Christians were fleeing Iraq's jihadist-held city of Mosul en masse Friday after mosques relayed an ultimatum giving them a few hours to leave, the country's Chaldean patriarch and witnesses said.
"Christian families are on their way to Dohuk and Arbil," in the neighbouring autonomous region of Kurdistan, Patriarch Louis Sako told AFP. "For the first time in the history of Iraq, Mosul is now empty of Christians."
Witnesses said messages telling Christians to leave the city by Saturday were blared through loudspeakers from the city's mosques Friday.
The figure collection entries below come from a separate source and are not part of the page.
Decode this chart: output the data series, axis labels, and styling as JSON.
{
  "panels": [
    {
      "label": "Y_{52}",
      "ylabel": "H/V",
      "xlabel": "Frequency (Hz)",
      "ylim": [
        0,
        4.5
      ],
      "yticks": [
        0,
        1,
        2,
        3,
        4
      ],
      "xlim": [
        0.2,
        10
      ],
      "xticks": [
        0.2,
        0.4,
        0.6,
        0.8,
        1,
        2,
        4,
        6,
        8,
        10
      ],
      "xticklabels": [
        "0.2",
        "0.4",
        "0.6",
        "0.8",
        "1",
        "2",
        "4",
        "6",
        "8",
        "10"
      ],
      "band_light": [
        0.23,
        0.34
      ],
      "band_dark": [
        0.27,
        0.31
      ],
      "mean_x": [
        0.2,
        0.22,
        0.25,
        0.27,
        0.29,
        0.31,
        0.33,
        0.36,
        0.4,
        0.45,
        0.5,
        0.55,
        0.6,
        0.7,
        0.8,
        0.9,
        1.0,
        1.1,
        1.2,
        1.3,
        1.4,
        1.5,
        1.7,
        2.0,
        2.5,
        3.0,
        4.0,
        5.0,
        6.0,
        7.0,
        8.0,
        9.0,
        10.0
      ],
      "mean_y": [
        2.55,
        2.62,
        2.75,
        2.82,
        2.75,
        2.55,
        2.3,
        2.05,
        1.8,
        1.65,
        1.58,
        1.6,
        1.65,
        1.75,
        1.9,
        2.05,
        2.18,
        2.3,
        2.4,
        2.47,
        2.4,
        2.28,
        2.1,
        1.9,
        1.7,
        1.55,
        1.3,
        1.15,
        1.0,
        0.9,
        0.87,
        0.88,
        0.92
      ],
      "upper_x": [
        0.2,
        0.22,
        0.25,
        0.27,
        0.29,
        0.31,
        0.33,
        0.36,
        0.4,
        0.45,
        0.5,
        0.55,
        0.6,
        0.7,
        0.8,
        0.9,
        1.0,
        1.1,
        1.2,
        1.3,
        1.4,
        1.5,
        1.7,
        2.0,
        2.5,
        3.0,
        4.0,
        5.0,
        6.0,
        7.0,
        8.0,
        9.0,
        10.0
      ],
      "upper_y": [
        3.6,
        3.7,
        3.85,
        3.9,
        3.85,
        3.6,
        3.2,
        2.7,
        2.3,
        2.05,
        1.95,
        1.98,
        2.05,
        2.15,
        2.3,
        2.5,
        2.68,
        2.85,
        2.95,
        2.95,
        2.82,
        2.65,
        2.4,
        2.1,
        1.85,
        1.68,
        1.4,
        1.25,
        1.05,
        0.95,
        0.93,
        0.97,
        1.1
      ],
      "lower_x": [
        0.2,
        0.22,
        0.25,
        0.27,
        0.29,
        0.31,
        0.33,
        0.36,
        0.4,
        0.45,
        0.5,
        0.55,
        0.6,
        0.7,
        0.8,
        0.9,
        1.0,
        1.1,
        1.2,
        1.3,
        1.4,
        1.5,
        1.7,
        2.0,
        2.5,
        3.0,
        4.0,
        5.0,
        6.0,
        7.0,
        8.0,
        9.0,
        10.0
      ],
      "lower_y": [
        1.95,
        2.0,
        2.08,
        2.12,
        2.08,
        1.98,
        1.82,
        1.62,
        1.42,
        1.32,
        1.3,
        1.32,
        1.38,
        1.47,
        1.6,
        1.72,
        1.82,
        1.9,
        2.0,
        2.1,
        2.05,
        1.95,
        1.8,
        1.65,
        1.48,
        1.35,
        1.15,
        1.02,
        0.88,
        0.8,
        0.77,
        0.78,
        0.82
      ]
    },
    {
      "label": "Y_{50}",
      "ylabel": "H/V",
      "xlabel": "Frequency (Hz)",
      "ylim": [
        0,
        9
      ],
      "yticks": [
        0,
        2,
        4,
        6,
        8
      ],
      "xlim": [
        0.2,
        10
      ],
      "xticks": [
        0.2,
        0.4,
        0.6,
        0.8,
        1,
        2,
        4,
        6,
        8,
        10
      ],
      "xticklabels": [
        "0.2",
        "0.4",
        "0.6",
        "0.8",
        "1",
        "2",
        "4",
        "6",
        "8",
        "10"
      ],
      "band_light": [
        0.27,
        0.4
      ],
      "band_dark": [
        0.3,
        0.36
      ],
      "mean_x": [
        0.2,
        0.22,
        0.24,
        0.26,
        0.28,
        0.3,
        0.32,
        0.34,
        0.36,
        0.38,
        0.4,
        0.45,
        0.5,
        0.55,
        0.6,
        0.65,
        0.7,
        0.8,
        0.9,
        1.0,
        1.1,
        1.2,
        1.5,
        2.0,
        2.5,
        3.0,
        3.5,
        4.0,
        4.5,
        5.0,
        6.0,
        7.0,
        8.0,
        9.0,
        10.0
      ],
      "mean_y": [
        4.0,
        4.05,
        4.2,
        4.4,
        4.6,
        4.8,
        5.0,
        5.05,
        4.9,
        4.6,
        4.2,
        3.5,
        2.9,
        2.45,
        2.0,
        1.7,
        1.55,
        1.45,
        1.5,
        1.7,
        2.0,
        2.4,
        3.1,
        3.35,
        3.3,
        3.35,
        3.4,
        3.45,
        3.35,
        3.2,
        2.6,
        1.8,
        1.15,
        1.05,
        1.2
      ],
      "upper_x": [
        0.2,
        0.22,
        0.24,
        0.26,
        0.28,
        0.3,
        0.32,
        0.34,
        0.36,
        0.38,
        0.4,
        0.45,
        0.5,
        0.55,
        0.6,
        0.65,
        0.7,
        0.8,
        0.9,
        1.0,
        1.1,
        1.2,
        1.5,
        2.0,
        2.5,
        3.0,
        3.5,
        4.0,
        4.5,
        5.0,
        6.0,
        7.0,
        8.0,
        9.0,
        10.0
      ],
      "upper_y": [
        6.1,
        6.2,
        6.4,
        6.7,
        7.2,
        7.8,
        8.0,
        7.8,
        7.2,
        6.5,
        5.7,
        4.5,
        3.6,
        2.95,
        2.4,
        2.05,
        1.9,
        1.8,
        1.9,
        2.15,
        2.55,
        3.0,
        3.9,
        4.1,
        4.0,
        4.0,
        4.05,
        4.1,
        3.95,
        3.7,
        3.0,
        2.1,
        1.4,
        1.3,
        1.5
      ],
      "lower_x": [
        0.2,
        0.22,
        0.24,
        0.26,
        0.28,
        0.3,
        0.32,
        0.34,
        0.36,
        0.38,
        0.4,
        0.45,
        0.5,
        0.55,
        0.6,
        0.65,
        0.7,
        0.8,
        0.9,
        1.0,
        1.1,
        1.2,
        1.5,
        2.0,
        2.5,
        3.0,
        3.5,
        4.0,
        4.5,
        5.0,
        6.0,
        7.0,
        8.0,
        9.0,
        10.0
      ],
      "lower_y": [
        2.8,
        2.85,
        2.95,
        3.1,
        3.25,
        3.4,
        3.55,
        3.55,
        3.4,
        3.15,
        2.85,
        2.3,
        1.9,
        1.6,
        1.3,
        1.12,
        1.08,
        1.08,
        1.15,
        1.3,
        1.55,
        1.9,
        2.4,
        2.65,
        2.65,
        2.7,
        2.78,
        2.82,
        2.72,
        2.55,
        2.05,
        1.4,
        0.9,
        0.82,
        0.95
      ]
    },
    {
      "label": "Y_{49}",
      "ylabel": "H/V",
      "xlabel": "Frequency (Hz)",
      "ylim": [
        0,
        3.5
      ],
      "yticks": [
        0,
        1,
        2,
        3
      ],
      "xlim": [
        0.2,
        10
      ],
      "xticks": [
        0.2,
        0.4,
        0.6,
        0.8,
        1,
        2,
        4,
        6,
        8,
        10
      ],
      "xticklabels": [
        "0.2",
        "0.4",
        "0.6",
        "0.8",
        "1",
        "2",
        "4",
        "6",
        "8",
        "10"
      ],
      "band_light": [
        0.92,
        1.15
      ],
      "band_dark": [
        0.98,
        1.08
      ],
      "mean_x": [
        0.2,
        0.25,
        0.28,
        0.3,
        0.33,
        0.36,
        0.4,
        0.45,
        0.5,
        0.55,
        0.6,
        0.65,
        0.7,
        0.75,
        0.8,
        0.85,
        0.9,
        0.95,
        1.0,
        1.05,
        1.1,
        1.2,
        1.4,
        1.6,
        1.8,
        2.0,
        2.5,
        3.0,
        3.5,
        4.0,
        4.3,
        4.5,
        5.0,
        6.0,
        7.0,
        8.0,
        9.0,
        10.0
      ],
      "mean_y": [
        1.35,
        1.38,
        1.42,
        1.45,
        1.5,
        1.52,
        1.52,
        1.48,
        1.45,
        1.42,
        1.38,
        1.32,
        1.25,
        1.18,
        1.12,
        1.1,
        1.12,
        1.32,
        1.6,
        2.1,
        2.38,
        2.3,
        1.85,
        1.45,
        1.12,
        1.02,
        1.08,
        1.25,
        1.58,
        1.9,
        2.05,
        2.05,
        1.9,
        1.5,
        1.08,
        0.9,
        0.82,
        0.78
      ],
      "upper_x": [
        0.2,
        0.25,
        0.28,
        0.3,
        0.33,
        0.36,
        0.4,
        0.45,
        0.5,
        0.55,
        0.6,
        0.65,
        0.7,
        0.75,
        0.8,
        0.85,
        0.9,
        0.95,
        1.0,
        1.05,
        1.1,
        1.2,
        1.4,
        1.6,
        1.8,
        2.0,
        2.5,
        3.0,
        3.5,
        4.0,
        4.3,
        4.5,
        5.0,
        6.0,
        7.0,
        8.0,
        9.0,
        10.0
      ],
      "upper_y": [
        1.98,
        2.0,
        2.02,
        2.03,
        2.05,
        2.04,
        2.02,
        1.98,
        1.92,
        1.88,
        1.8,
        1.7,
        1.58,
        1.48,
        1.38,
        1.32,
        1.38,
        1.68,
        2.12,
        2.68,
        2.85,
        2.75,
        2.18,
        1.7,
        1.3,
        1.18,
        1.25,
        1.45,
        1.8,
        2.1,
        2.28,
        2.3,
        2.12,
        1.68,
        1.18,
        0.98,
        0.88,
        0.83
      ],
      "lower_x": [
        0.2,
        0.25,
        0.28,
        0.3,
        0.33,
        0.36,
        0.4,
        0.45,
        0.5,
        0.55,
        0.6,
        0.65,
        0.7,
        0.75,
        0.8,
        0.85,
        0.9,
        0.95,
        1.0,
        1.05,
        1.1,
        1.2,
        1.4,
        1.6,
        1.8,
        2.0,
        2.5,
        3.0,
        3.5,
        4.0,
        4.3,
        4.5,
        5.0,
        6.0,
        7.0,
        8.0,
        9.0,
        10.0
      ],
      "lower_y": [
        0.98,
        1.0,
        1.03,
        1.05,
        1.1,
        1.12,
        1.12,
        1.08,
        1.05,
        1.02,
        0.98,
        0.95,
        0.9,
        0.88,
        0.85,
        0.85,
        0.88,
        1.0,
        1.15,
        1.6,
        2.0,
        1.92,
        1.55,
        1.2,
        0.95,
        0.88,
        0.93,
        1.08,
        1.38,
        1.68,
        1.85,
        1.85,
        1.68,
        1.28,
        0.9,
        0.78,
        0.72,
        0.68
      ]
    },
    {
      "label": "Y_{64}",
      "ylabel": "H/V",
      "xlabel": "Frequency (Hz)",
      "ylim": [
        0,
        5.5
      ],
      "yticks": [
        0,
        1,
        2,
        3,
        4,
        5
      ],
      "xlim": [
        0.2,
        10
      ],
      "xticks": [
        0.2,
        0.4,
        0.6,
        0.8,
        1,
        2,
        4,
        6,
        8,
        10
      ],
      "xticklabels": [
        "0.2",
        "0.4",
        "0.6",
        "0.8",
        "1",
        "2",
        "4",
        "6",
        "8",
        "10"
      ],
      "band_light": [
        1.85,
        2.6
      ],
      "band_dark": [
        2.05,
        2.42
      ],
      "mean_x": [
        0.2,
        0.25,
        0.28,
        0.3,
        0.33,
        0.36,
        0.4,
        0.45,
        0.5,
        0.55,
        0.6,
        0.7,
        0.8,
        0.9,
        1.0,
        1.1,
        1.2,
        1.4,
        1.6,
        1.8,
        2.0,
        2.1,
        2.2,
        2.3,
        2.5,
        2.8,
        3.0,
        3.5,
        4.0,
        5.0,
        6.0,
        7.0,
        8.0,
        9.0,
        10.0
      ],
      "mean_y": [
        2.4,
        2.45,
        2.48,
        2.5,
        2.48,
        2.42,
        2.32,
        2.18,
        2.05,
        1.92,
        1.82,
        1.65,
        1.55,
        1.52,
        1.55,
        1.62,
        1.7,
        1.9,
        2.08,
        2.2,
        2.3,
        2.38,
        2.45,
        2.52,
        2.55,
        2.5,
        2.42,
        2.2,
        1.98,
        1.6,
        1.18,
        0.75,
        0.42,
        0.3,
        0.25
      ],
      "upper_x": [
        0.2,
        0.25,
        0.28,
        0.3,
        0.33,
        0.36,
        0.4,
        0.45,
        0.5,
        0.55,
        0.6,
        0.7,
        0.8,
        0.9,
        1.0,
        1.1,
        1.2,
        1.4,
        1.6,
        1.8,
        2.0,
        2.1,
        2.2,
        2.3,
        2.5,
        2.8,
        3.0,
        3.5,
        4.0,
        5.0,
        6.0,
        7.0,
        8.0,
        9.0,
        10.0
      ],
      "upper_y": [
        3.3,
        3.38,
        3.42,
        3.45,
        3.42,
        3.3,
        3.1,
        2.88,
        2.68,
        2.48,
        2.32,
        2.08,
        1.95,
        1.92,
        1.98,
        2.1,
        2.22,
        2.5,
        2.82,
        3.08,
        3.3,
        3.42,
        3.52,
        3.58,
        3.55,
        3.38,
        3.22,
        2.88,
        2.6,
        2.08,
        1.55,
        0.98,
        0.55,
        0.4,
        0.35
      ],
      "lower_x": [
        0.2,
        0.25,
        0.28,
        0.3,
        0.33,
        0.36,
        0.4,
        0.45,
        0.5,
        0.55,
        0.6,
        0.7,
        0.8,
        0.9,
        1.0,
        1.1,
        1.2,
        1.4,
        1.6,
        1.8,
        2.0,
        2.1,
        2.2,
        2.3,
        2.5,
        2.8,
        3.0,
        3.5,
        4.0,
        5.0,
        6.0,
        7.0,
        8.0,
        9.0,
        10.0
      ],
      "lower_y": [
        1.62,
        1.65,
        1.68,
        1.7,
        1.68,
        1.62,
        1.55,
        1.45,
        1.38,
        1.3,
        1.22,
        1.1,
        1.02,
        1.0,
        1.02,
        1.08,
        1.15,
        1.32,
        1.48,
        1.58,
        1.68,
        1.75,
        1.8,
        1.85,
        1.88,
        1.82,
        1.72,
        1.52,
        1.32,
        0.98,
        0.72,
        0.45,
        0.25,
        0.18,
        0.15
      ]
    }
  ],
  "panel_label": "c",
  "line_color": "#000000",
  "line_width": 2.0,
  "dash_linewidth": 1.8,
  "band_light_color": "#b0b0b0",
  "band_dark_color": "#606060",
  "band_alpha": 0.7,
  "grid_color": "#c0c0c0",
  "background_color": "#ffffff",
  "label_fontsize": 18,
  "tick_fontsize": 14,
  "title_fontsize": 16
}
A statement dated from last week and purportedly issued by the Islamic State jihadist group that took over the city and large swathes of Iraq during a sweeping offensive last month warned Mosul's Christians they should convert, pay a special tax, leave or face death.
"We were shocked by the distribution of a statement by the Islamic State calling on Christians to convert to Islam, or to pay unspecified tribute, or to leave their city and their homes taking only their clothes and no luggage, and that their homes would then belong to the Islamic State," Sako said.
The patriarch, who is one of the most senior Christian clerics in Iraq, and residents contacted by AFP said Islamic State militants had in recent days been tagging Christian houses with the letter N for "Nassarah", the term by which the Koran refers to Christians.
The statement, which was seen by AFP, said "there will be nothing for them but the sword" if Christians reject those conditions.